17th Istanbul Biennial to Build Cross-City Networks
The 17th Istanbul Biennial, slated to open on September 17 and run until November 20, 2022, will take place at multiple venues across the city, from the European district of Beyoğlu; Kadıköy, on the Asian shore; and in Fatih, on the historical peninsula. The venues include the Pera Museum and the 15th-century Turkish bath, the Küçük Mustafa Paşa Hammami which both hosted the Biennial in past editions, as well as new venues such as the Performistanbul Live Art Research Space and the Central Greek High School for Girls. Near Taksim Square, SAHA Studio, which runs a residency program, will present a special program for the Biennial. Among smaller spaces, Barın Han, the atelier of the modernist calligrapher and bookbinder Emin Barın will be open to Biennial visitors, while independent spaces such as arthereistanbul, an artspace founded by Syrian immigrant artists; Gashouse Museum, a former gas house recently revamped as a cultural center; and an independent radio station, Açık Radyo (Open Radio), that has operated for more than 20 years, are contributing to the Biennial’s programs.
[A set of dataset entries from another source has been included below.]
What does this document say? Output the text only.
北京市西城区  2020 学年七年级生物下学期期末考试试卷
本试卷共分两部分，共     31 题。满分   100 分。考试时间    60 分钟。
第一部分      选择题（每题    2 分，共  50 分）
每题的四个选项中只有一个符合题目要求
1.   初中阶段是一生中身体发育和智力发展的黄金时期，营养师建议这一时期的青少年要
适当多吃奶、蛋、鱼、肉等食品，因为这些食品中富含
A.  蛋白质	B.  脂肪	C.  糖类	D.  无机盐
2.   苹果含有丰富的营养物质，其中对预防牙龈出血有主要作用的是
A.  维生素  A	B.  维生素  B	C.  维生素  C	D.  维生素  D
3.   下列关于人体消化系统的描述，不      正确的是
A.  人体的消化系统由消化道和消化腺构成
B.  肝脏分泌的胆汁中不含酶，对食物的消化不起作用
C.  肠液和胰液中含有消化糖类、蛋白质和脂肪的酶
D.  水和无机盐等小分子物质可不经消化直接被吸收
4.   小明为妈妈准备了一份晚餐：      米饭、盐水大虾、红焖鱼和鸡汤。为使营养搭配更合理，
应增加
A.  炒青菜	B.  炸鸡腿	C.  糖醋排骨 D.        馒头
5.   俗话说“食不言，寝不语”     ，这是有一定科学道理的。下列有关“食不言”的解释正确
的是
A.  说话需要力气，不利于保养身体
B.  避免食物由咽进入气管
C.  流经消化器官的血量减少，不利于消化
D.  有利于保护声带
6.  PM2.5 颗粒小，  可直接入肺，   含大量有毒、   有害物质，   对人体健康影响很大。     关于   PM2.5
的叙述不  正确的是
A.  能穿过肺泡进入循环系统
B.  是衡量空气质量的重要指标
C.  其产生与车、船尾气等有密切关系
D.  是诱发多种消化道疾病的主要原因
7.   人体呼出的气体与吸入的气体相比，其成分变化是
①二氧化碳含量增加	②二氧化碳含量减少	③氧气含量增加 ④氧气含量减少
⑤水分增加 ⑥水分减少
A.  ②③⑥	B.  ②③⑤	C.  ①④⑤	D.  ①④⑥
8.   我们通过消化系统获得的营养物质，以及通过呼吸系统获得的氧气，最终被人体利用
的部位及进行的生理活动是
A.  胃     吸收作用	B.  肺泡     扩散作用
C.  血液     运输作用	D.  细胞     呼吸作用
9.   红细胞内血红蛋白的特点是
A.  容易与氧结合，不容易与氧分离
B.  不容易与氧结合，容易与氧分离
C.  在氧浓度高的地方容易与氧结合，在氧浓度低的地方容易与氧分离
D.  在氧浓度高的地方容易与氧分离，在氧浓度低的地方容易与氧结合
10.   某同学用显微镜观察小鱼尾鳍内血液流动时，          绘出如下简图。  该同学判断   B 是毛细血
Led by curator Ute Meta Bauer, artist Amar Kanwar, and art historian David Teh, the 17th Istanbul Biennial is seeking to build longer-term networks in spite of the many challenges the city has faced in recent years.
Sydney Modern Reveals Nine International Commissions for 2022 Debut
The Sydney Modern Project, which is the expansion project and public art program launched by the Art Gallery of New South Wales (AGNSW), has commissioned nine artists to produce new works for the museum when it opens its new building complex overlooking Sydney’s harbor. The list includes artists from Australia such as Lorraine Connelly-Northey, Karla Dickens, Simryn Gill, Jonathan Jones, and Richard Lewer, as well as artists from the Asia-Pacific region including Yayoi Kusama, Lee Mingwei, Lisa Reihana, and Francis Upritchard. Among these new commissions, Wiradjuri and Kamilaroi artist Jonathan Jones’s work will be situated in the expanded area between AGNSW’s new and older buildings and responds to the history of the site on Gadigal land. The new building designed by Japanese architects SANAA and the new public art garden are expected to open later this year.
Golden Hibiscus Awards Announced at Hawai‘i Triennial
The Hawai‘i Triennial 2022 (HT22) named the artist collective ‘Elepaio Press, comprising members Mark Hamasaki and Richard Hamaski and active since 1976, as the recipients of the USD 10,000 Golden Hibiscus Award. Jury member and curator of collections at the City and County of Honolulu, Marion Cadora commented: “The work of ‘Elepaio Press coincided not only with the larger Hawaiian renaissance from 1970s–1990s, but also decolonization movements throughout Oceania. . .Collectively, this body of work presents a powerful presentation of parallel acts of resistance and politics occurring in different times and spaces.” The Karrabing Film Collective, Aboriginal filmmakers from Australia’s Northern Territory, received the Golden Hibiscus Award Honorable Mention of USD 1,000.